Mit dem aus finanziellen Gründen erfolgten Verkauf der Herrschaft Muskau 1845 und der Übersiedelung nach Branitz setzte schließlich die letzte Phase seines Lebens ein, in der sich Fürst Pückler immer stärker der Landschaftsgärtnerei hingab. Hatte er bereits in Muskau eine Parkanlage ganz eigenen Stils initiiert und seine Gedanken 1834 im Werk Andeutungen über Landschaftsgärtnerei niedergelegt und war maßgeblich an der Gestaltung des Parkes von Schloß Babelsberg, Sitz des Kronprinzen Wilhelm, des nachmaligen preußischen Königs und Kaisers Wilhelm I., beteiligt, schuf er nun in Branitz höchstselbst eine Gartenanlage, die mehr noch als Muskau seine Ideen von der künstlerischen Durchdringung des Raumes widerspiegelt.
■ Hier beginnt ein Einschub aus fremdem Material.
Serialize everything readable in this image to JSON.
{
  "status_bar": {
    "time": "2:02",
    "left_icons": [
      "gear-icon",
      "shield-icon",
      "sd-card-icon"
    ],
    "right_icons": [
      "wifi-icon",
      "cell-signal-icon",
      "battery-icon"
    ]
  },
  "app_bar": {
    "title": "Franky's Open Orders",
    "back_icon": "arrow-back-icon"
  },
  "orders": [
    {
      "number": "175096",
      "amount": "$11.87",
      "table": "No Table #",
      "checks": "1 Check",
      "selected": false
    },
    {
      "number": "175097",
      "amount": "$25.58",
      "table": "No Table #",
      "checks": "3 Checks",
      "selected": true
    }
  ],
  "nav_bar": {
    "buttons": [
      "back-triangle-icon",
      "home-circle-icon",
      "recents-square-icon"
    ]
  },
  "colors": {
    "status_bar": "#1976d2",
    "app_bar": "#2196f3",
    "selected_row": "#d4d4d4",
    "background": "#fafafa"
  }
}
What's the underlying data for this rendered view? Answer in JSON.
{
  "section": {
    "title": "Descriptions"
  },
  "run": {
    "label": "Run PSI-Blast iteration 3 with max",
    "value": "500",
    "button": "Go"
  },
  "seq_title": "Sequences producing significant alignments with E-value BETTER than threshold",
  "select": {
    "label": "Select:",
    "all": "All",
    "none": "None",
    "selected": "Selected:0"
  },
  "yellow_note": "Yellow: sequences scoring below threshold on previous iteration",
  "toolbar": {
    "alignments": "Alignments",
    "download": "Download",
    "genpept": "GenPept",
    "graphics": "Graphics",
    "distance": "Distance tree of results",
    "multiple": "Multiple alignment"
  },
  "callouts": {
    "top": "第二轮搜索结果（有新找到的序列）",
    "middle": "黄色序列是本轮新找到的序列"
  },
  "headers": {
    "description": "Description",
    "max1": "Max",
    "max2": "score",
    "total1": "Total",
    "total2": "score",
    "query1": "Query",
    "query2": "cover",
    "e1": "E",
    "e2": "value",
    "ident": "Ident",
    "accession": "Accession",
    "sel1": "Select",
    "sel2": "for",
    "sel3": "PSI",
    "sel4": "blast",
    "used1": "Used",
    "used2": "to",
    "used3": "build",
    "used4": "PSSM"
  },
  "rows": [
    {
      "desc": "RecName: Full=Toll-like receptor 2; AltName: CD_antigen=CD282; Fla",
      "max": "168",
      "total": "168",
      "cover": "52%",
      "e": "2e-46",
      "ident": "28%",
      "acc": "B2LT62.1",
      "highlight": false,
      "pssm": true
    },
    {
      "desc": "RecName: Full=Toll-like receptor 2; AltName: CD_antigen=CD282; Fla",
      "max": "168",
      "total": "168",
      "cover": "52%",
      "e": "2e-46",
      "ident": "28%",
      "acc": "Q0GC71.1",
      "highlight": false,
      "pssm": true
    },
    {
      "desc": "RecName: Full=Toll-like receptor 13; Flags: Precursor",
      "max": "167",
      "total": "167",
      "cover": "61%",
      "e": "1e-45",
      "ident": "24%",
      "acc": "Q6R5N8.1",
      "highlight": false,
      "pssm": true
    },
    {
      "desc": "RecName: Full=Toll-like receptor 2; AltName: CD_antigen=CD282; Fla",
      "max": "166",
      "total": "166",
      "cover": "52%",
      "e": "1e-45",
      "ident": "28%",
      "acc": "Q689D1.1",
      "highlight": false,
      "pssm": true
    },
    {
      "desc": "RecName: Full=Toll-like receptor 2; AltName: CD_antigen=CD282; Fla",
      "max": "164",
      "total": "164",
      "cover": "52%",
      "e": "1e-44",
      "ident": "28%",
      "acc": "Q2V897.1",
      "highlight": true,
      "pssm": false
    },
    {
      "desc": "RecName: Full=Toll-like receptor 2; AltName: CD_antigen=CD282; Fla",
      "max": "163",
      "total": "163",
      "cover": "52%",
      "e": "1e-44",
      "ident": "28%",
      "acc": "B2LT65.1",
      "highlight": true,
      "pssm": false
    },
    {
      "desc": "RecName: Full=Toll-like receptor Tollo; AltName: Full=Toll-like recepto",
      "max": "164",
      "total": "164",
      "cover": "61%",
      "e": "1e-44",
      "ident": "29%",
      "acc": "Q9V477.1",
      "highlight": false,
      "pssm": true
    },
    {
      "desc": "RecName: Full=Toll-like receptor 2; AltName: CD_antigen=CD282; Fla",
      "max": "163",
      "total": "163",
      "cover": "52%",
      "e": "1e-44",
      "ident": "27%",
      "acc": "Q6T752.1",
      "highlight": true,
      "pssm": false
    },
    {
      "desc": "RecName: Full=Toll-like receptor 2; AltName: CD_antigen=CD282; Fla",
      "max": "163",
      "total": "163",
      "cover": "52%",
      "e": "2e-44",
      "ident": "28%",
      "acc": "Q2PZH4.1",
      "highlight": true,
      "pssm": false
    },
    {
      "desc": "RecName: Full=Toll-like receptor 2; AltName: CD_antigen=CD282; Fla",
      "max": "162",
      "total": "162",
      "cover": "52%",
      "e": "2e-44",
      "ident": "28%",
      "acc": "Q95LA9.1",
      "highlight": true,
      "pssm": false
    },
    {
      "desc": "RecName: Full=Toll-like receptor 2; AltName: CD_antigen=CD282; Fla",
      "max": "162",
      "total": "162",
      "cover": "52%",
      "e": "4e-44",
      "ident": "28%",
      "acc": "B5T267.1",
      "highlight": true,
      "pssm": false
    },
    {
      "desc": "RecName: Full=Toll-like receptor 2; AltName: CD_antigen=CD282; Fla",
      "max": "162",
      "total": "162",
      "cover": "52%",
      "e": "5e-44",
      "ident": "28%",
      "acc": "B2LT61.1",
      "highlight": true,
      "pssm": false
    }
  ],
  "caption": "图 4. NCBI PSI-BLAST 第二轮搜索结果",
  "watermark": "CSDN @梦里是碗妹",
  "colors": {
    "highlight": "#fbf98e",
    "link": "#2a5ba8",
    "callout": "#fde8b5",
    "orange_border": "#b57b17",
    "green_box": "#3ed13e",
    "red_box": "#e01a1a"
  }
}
Unterbrochen immer wieder durch – nunmehr freilich in kleinerem Rahmen – unternommene Reisen, so, um nur einige wenige Beispiele zu nennen, 1846 entlang des Rheines in die Schweiz und weiter über Norditalien ins Elsass, 1851 zur Weltausstellung nach London oder 1854 über Paris (Audienz bei Kaiser Napoleon III.) nach Italien, verlegte sich der Schwerpunkt des Lebenskreises mehr und mehr nach Branitz, wo er dann auch im Alter von 85 Jahren verstarb und in einem pyramidenförmigen Tumulus in einem künstlich angelegten See im Schloßpark beigesetzt wurde.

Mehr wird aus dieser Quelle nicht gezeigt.